L’utilisation des moyens informatiques de l’entreprise par ses salariés est, de longue date, sujette à de nombreuses jurisprudences et articles de doctrines. Rappelons que s’il peut sembler évident qu’un salarié ne peut pas faire ce qu’il veut avec l’ordinateur et la connexion à internet mis à sa disposition par son employeur, tout n’est pas si simple pour l’employeur lorsque le salarié en abuse.
En effet, il est généralement admis par la jurisprudence qu’un salarié peut, dans la mesure du raisonnable, faire une utilisation personnelle des moyens informatiques mis à sa disposition. Reste que lorsqu’un tel usage dépasse la limite du raisonnable, voire se contente d’embarrasser l’employeur, celui-ci, s’il entend licencier son salarié, devra impérativement avoir respecté un certain nombre de règles. Notamment, l’employeur devra avoir préalablement et individuellement informé ses salariés du fait que des dispositifs de contrôle de l’utilisation des moyens informatiques sont mis en place dans l’entreprise, et consulté les représentants du personnel (délégués du personnel ou comité d’entreprise).
Par ailleurs, ces moyens de contrôle devront avoir été déclarés à la CNIL, dès lors qu’ils impliquent un traitement de données à caractère personnel au sens de la loi informatique et libertés du 6 janvier 1978.
Au vu de ces obligations, dont le non-respect peut tout à fait remettre en cause la validité d’un licenciement motivé par l’utilisation abusive des moyens informatiques de l’entreprise, il est le plus souvent recommandé à l’employeur de mettre une charte informatique, laquelle sera intégrée au règlement intérieur de l’entreprise.
L’adoption d’une telle charte s’avère d’autant plus opportune à la lecture des arrêts rendus par la chambre sociale de la Cour de cassation le 8 décembre 2009 (pourvoi n° 08-42097), puis le 15 décembre 2010 (n° de pourvoi 09-42691).
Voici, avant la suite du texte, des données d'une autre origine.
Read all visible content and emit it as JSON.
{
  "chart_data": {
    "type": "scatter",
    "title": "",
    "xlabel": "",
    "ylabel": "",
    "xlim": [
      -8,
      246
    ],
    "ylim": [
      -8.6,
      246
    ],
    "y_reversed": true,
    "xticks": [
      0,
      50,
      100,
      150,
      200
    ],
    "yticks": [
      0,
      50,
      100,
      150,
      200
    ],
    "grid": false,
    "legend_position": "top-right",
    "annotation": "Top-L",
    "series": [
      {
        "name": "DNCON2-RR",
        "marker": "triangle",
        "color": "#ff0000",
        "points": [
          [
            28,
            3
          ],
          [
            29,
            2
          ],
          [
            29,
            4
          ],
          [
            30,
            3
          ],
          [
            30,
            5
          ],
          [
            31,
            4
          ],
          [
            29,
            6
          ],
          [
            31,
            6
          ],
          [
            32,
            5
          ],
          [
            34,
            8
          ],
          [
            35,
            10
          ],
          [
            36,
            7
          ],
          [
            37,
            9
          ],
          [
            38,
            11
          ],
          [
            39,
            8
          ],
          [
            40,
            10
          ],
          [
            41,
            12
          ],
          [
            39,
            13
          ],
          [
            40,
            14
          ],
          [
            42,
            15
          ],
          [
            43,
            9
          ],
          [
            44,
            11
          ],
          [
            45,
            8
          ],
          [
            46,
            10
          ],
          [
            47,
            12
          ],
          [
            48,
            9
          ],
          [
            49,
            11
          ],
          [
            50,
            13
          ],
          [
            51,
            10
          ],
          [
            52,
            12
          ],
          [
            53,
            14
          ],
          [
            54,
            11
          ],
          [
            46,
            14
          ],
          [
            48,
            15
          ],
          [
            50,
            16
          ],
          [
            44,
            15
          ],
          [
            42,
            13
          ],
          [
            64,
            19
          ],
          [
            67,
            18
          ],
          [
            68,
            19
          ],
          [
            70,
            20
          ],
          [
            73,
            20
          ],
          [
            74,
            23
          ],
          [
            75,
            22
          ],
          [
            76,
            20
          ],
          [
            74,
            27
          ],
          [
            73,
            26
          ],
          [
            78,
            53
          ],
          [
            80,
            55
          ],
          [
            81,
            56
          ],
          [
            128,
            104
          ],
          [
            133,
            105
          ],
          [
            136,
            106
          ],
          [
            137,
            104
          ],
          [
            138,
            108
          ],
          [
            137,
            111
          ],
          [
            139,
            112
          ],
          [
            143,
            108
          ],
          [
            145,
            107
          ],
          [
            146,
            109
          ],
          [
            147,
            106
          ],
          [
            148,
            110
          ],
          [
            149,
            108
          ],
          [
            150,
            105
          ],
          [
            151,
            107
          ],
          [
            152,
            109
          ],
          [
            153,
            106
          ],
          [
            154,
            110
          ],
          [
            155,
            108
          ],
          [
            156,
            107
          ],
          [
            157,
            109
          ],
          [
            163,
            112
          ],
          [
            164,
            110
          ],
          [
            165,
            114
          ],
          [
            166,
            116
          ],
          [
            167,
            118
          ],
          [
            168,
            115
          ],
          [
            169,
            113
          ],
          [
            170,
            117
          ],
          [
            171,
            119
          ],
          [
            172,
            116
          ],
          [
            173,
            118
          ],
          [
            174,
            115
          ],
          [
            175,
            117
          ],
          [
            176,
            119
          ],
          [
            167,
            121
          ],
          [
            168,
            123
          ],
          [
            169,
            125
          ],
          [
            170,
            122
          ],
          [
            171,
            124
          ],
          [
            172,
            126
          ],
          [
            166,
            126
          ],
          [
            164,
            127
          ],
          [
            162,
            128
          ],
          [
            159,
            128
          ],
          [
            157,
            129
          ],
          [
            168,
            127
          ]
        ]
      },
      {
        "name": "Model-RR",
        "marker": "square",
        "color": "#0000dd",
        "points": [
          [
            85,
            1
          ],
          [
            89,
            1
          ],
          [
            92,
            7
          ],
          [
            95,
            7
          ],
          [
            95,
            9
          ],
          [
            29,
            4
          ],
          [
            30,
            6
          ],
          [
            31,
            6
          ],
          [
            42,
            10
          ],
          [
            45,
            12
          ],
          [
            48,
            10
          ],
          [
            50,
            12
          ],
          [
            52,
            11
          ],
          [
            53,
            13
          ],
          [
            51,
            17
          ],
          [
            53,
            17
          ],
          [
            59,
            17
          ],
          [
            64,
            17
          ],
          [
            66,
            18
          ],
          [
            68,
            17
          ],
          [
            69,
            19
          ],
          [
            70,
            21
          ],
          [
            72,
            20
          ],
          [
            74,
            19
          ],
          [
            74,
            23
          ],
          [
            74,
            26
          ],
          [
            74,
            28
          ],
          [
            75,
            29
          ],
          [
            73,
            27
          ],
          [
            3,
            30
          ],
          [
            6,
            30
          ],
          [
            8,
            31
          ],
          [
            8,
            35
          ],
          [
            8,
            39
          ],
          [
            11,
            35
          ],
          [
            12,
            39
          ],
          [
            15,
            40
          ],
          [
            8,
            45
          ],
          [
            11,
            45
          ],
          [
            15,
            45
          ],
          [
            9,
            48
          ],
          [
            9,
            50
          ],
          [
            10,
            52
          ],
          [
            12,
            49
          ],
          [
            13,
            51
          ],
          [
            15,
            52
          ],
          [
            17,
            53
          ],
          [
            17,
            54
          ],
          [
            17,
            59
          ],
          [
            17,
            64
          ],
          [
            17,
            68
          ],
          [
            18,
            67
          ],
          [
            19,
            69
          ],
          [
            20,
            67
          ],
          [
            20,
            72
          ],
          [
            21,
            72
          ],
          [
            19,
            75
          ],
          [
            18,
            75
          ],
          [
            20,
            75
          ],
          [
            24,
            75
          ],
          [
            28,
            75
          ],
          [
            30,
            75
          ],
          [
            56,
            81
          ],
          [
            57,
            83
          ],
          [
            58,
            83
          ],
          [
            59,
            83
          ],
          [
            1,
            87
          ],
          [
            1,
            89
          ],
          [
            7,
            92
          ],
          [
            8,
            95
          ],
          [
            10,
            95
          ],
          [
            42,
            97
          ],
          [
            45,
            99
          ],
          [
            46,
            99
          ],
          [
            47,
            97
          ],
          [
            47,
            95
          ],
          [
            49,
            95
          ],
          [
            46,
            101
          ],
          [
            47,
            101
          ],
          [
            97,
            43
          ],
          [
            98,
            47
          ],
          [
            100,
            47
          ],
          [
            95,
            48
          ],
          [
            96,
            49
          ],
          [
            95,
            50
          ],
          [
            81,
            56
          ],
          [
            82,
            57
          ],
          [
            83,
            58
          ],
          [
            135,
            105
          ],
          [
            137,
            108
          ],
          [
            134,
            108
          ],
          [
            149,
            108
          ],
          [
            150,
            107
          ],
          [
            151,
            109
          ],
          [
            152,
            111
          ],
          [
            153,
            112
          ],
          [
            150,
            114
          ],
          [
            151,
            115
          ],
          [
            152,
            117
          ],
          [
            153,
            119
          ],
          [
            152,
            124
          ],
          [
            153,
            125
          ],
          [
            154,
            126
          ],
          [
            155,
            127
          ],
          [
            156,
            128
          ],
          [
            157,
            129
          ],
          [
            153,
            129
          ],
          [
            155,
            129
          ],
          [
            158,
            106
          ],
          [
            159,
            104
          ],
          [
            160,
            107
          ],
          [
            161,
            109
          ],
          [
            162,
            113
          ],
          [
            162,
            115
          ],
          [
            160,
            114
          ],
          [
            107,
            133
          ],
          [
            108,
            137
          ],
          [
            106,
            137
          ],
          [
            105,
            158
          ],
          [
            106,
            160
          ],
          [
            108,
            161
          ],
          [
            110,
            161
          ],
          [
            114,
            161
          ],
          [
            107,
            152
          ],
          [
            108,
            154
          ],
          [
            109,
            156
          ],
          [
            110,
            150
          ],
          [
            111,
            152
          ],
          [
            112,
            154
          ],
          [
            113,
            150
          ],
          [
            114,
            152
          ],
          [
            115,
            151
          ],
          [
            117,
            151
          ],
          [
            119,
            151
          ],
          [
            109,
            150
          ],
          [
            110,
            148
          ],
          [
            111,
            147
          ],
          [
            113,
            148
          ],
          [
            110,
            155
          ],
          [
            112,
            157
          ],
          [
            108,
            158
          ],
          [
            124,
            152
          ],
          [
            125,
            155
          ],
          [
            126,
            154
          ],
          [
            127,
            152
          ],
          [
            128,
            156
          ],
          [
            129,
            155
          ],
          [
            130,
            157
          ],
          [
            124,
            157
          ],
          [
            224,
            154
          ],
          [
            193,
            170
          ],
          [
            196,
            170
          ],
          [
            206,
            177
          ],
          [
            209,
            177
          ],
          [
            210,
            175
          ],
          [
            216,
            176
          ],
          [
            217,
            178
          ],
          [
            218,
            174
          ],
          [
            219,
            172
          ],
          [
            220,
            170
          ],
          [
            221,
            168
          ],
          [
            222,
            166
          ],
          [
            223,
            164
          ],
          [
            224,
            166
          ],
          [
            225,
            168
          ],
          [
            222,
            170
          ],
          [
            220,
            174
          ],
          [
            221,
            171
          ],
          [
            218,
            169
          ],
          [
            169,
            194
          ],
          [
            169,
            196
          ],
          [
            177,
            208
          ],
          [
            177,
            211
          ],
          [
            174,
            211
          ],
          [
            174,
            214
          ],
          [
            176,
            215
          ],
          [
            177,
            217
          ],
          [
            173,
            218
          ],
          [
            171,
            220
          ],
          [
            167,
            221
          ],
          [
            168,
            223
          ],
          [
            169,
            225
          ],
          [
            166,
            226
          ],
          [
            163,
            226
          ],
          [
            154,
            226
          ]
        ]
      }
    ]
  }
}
Ainsi, dans son arrêt du 8 décembre 2009, la Cour de cassation a considéré que la seule conservation par le salarié, sur son poste informatique, de trois fichiers contenant des photos à caractère pornographique (sans caractère délictueux) ne constituait pas, en l’absence de constatation d’un usage abusif affectant son travail, un manquement du salarié aux obligations résultant de son contrat susceptible de justifier son licenciement. Dans cette affaire, des notes de services proscrivaient pourtant ce type de fichiers, mais aucune charte informatique n’avait été mise en place.
Un an plus tard, dans une affaire sensiblement différente, puisqu’une charte informatique interdisait le téléchargement de fichiers pornographiques, la Cour de cassation a, cette fois, considéré que l’utilisation de la messagerie professionnelle pour la réception et l’envoi de fichiers à caractère pornographique et la conservation sur son disque dur de tels fichiers, constituent un manquement délibéré et répété du salarié à l’interdiction posée par la charte informatique mise en place dans l’entreprise et intégrée au règlement intérieur. La Cour en conclut que les juges du fond ont pu valablement considérer que ces agissements sont constitutifs d’une faute grave justifiant le licenciement immédiat de l’intéressé.
L’intérêt de la charte informatique ne fait dès lors pas de doute. Sa rédaction devra évidemment être minutieuse et ne devra pas se contenter d’interdire le téléchargement ou l’envoi de fichiers pornographiques. Propos diffamatoires, téléchargement illégal, incitation à la violence ou à haine raciale – cette énumération n’étant pas exhaustive - sont autant d’éléments à prévoir pour préserver les intérêts de l’entreprise.